Objective: To describe the clinical features of home visits and their role in continuity of care, costs, and benefits in a rural office practice.
Design: Prospective study of all home visits performed during a 26-month period.
Setting: A general medicine teaching office practice located in rural Virginia.
Patients: All persons to whom home visits were made during the study period.
Main results: 138 home visits were made to 47 patients who had a mean age of 73.2 years. Home visits accounted for 1.4% of patient encounters in the practice, required a mean of 7.1 miles of one-way travel and a mean of 48 minutes, including travel time, to complete, and generated $36 in income per visit. Most patients (27 of 47) were not permanently homebound. Reasons for patients' being homebound were grouped into six categories (acute illness, frail elderly, terminal illness, advanced chronic disease, neurologic problem, and miscellaneous reasons). The reasons for visits were grouped into four categories (acute self-limited illness, exacerbation of chronic disease, routine follow-up of chronic disease, and psychosocial problem). Physicians judged that 80% of home visits represented appropriate use of their services. In addition, 46% of home visits made an emergency room visit unnecessary, and 9% made a hospital admission unnecessary. At the time of 75% of home visits, physicians reported personal benefits of making the visit.

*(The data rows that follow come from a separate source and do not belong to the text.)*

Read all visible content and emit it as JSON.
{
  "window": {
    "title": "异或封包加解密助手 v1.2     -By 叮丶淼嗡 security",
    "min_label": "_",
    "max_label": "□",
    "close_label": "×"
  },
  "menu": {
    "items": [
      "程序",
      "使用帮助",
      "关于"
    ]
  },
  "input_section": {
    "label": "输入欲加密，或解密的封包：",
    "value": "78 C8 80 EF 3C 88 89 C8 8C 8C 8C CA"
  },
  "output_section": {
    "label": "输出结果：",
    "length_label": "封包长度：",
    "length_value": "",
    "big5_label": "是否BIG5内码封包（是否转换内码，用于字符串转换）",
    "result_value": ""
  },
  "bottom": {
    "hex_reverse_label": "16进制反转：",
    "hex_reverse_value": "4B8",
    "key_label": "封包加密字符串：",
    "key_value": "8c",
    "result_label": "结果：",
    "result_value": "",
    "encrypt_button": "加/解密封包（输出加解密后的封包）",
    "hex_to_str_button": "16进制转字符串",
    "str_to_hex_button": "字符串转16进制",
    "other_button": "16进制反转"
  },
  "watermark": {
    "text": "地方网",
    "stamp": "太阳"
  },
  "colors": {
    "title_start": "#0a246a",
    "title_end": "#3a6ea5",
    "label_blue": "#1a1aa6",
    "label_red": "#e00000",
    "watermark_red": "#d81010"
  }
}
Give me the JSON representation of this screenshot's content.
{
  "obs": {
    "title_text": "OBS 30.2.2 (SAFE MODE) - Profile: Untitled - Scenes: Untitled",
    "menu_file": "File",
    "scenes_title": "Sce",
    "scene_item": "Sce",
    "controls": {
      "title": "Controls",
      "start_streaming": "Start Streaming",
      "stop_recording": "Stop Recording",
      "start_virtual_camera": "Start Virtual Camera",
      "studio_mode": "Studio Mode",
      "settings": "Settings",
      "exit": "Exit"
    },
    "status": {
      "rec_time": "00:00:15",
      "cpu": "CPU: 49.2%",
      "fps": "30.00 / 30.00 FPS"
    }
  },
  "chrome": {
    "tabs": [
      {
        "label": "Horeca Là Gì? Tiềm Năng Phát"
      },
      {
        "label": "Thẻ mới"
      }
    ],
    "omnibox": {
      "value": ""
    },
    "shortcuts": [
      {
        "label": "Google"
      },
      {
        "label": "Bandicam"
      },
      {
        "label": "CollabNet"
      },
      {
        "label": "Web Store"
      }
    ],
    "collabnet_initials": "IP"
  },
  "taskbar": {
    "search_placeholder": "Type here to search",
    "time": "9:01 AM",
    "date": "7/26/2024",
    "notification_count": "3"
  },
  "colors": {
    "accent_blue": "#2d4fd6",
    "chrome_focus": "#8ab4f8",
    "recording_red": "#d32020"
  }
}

Conclusions: Home visits have an important role in the care of ambulatory as well as permanently homebound patients. While physicians judged most home visits to be appropriate and personally beneficial, these visits required more time and generated less revenue than did office visits for comparable problems. Because home visits generated as well as prevented the use of medical services, their impact on the overall cost of medical care in this setting is unclear.